A self-sufficiency of nearly 100% in livestock feeding did not entail a better performance than that of the dehesa cluster—that fattened animals until slaughter and depended, to some extent, on imported feed to do so (34%). This means that fattening is not less efficient if it is adequately combined with the use of the farm’s resources (pastures, trees and crops) and a proper management. Furthermore, these fattening systems are better able to provide organic meat to society.

At the other extreme, the organic model of semi-intensive white pig production on farms with little land, using feed purchased outside the farm, presented the worst agroecological EROIs, raising doubts as to the ecosystem services provided.

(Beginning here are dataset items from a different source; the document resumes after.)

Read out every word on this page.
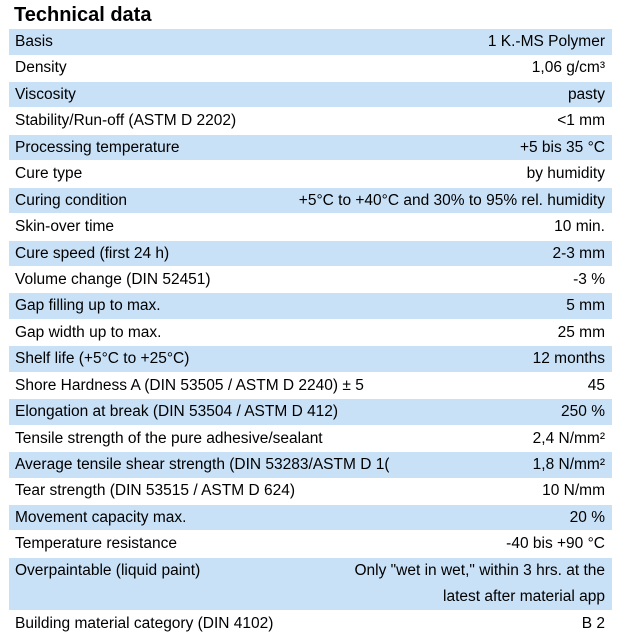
Technical data
Basis	1 K.-MS Polymer
Density	1,06 g/cm³
Viscosity	pasty
Stability/Run-off (ASTM D 2202)	<1 mm
Processing temperature	+5 bis 35 °C
Cure type	by humidity
Curing condition	+5°C to +40°C and 30% to 95% rel. humidity
Skin-over time	10 min.
Cure speed (first 24 h)	2-3 mm
Volume change (DIN 52451)	-3 %
Gap filling up to max.	5 mm
Gap width up to max.	25 mm
Shelf life (+5°C to +25°C)	12 months
Shore Hardness A (DIN 53505 / ASTM D 2240) ± 5	45
Elongation at break (DIN 53504 / ASTM D 412)	250 %
Tensile strength of the pure adhesive/sealant	2,4 N/mm²
Average tensile shear strength (DIN 53283/ASTM D 1(	1,8 N/mm²
Tear strength (DIN 53515 / ASTM D 624)	10 N/mm
Movement capacity max.	20 %
Temperature resistance	-40 bis +90 °C
Overpaintable (liquid paint)	Only "wet in wet," within 3 hrs. at the latest after material app
Building material category (DIN 4102)	B 2
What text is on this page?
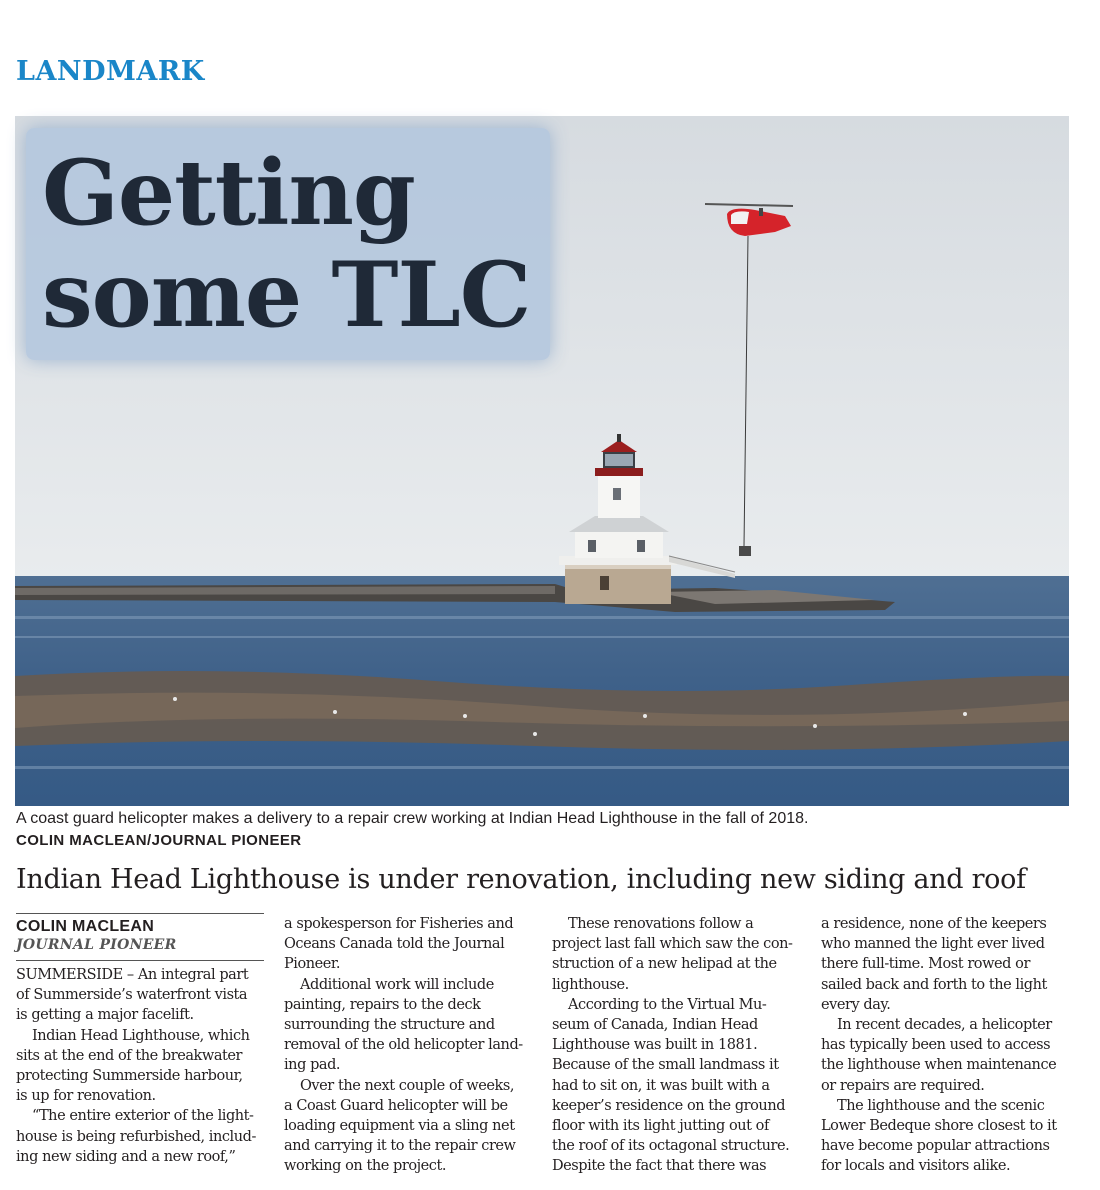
LANDMARK
Getting
some TLC
A coast guard helicopter makes a delivery to a repair crew working at Indian Head Lighthouse in the fall of 2018.
COLIN MACLEAN/JOURNAL PIONEER
Indian Head Lighthouse is under renovation, including new siding and roof
COLIN MACLEAN
JOURNAL PIONEER

SUMMERSIDE – An integral part

of Summerside’s waterfront vista

is getting a major facelift.

Indian Head Lighthouse, which

sits at the end of the breakwater

protecting Summerside harbour,

is up for renovation.

“The entire exterior of the light-

house is being refurbished, includ-

ing new siding and a new roof,”

a spokesperson for Fisheries and

Oceans Canada told the Journal

Pioneer.

Additional work will include

painting, repairs to the deck

surrounding the structure and

removal of the old helicopter land-

ing pad.

Over the next couple of weeks,

a Coast Guard helicopter will be

loading equipment via a sling net

and carrying it to the repair crew

working on the project.

These renovations follow a

project last fall which saw the con-

struction of a new helipad at the

lighthouse.

According to the Virtual Mu-

seum of Canada, Indian Head

Lighthouse was built in 1881.

Because of the small landmass it

had to sit on, it was built with a

keeper’s residence on the ground

floor with its light jutting out of

the roof of its octagonal structure.

Despite the fact that there was

a residence, none of the keepers

who manned the light ever lived

there full-time. Most rowed or

sailed back and forth to the light

every day.

In recent decades, a helicopter

has typically been used to access

the lighthouse when maintenance

or repairs are required.

The lighthouse and the scenic

Lower Bedeque shore closest to it

have become popular attractions

for locals and visitors alike.
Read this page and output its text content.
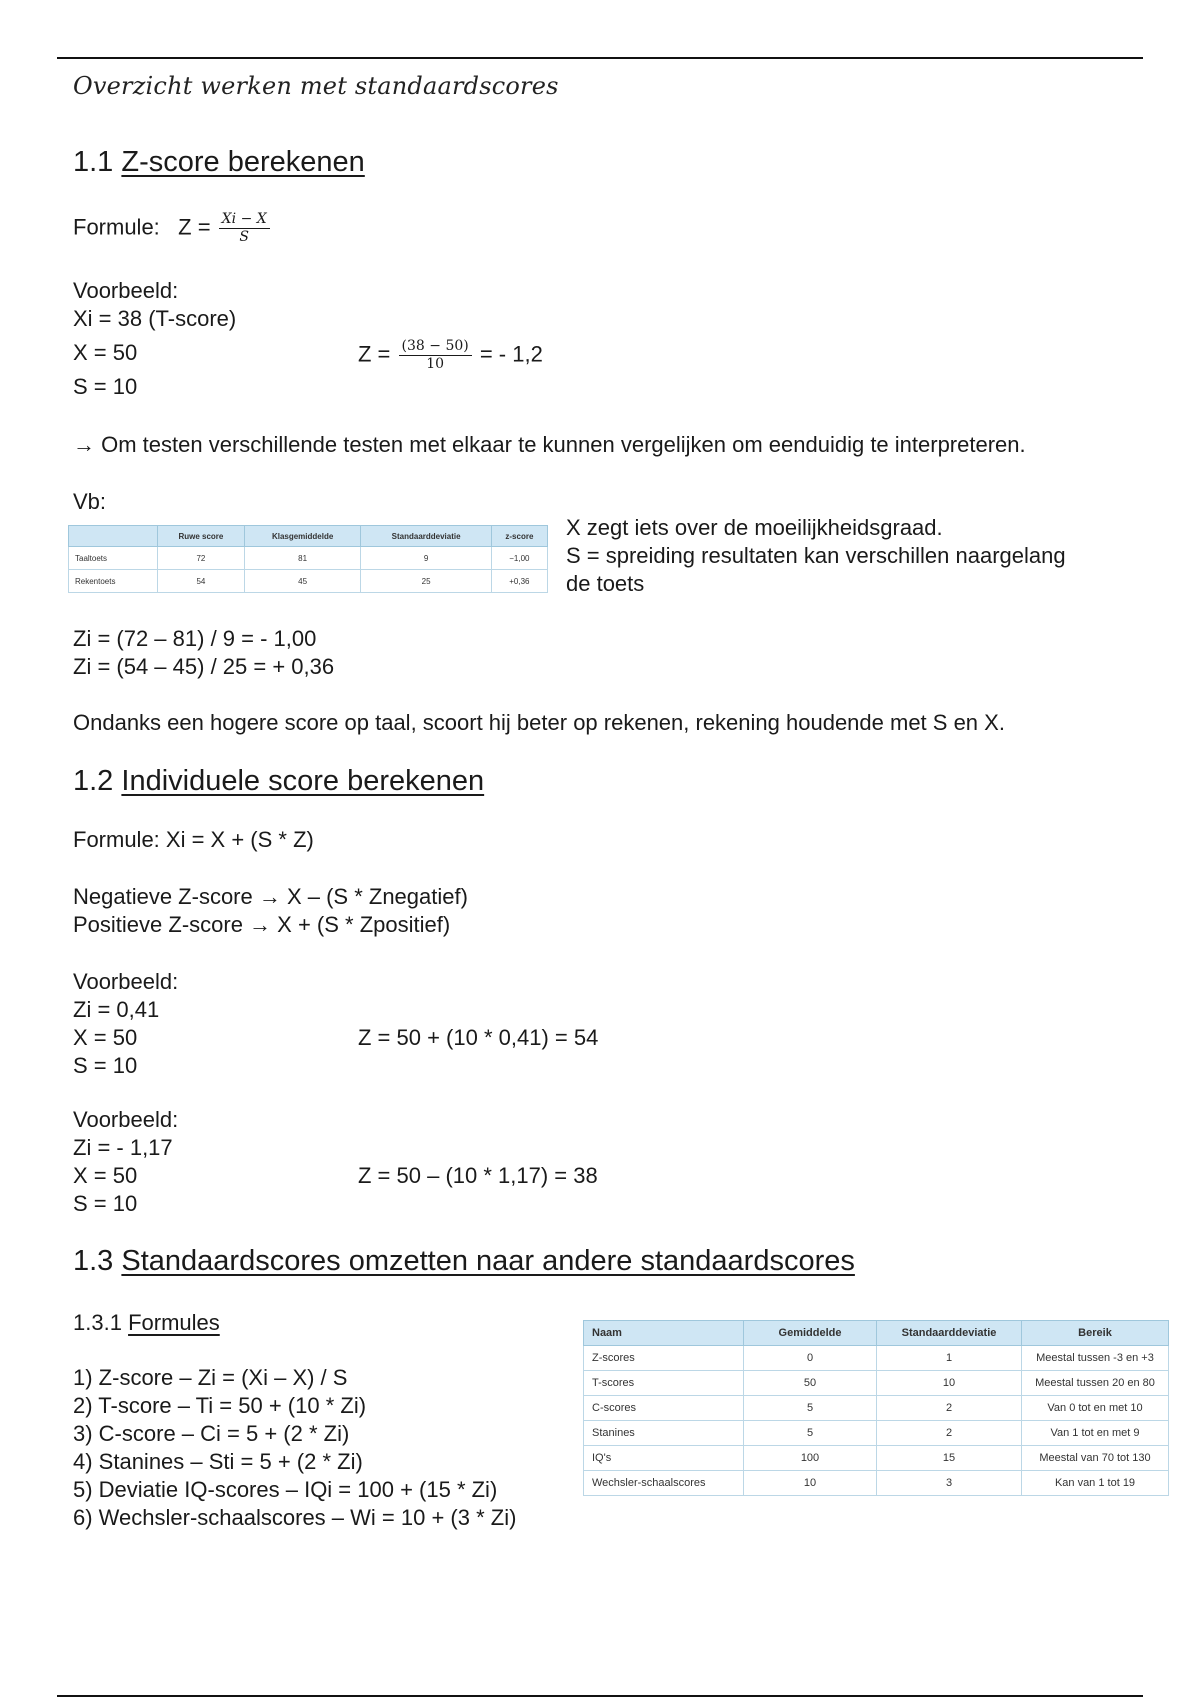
Overzicht werken met standaardscores
1.1 Z-score berekenen
Formule: $Z = \frac{Xi - X}{S}$
Voorbeeld:
Xi = 38 (T-score)
X = 50
S = 10
$Z = \frac{(38 - 50)}{10}$ = - 1,2
→ Om testen verschillende testen met elkaar te kunnen vergelijken om eenduidig te interpreteren.
Vb:
	Ruwe score	Klasgemiddelde	Standaarddeviatie	z-score
Taaltoets	72	81	9	−1,00
Rekentoets	54	45	25	+0,36
X zegt iets over de moeilijkheidsgraad.
S = spreiding resultaten kan verschillen naargelang
de toets
Zi = (72 – 81) / 9 = - 1,00
Zi = (54 – 45) / 25 = + 0,36
Ondanks een hogere score op taal, scoort hij beter op rekenen, rekening houdende met S en X.
1.2 Individuele score berekenen
Formule: Xi = X + (S * Z)
Negatieve Z-score → X – (S * Znegatief)
Positieve Z-score → X + (S * Zpositief)
Voorbeeld:
Zi = 0,41
X = 50
S = 10
Z = 50 + (10 * 0,41) = 54
Voorbeeld:
Zi = - 1,17
X = 50
S = 10
Z = 50 – (10 * 1,17) = 38
1.3 Standaardscores omzetten naar andere standaardscores
1.3.1 Formules
1) Z-score – Zi = (Xi – X) / S
2) T-score – Ti = 50 + (10 * Zi)
3) C-score – Ci = 5 + (2 * Zi)
4) Stanines – Sti = 5 + (2 * Zi)
5) Deviatie IQ-scores – IQi = 100 + (15 * Zi)
6) Wechsler-schaalscores – Wi = 10 + (3 * Zi)
Naam	Gemiddelde	Standaarddeviatie	Bereik
Z-scores	0	1	Meestal tussen -3 en +3
T-scores	50	10	Meestal tussen 20 en 80
C-scores	5	2	Van 0 tot en met 10
Stanines	5	2	Van 1 tot en met 9
IQ's	100	15	Meestal van 70 tot 130
Wechsler-schaalscores	10	3	Kan van 1 tot 19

We can conclude that some organic livestock contributes to the energy transition in terms of an optimal use of local resources, a reduced use of external inputs, satisfactory efficiency in the production of organic meat for society, together with other vegetal products, and the presence of forest mass on farms. The studied models that best reflected this objective were dehesa farms. Those specialized in animal fattening exported more organic meat to society (socialized animal biomass) than the other two dehesa models—though they maintained the same level of efficiency. Three other extensive farming models could be improved through public policy incentives. In the case of pasturelands with small amounts of forest products, support could be given to increase the number of trees or to make sanitary improvements to allow tree pruning. In the case of self-sufficient dehesa farms, fattening could be encouraged as well as the sustainable growth of stocking rates to increase their main service to society: providing organic meat. Since the extensive farming systems studied are not as meat-productive as semi-intensive systems, the productivity and efficiency debate remains subordinated to the debate on society’s needs in the context of new sustainable diets. To finish, the agroecological inefficiency of semi-intensive certified organic pig farms leads us to question whether they contribute to reducing energy dependence. Therefore, from this perspective, they should not be encouraged by public policies.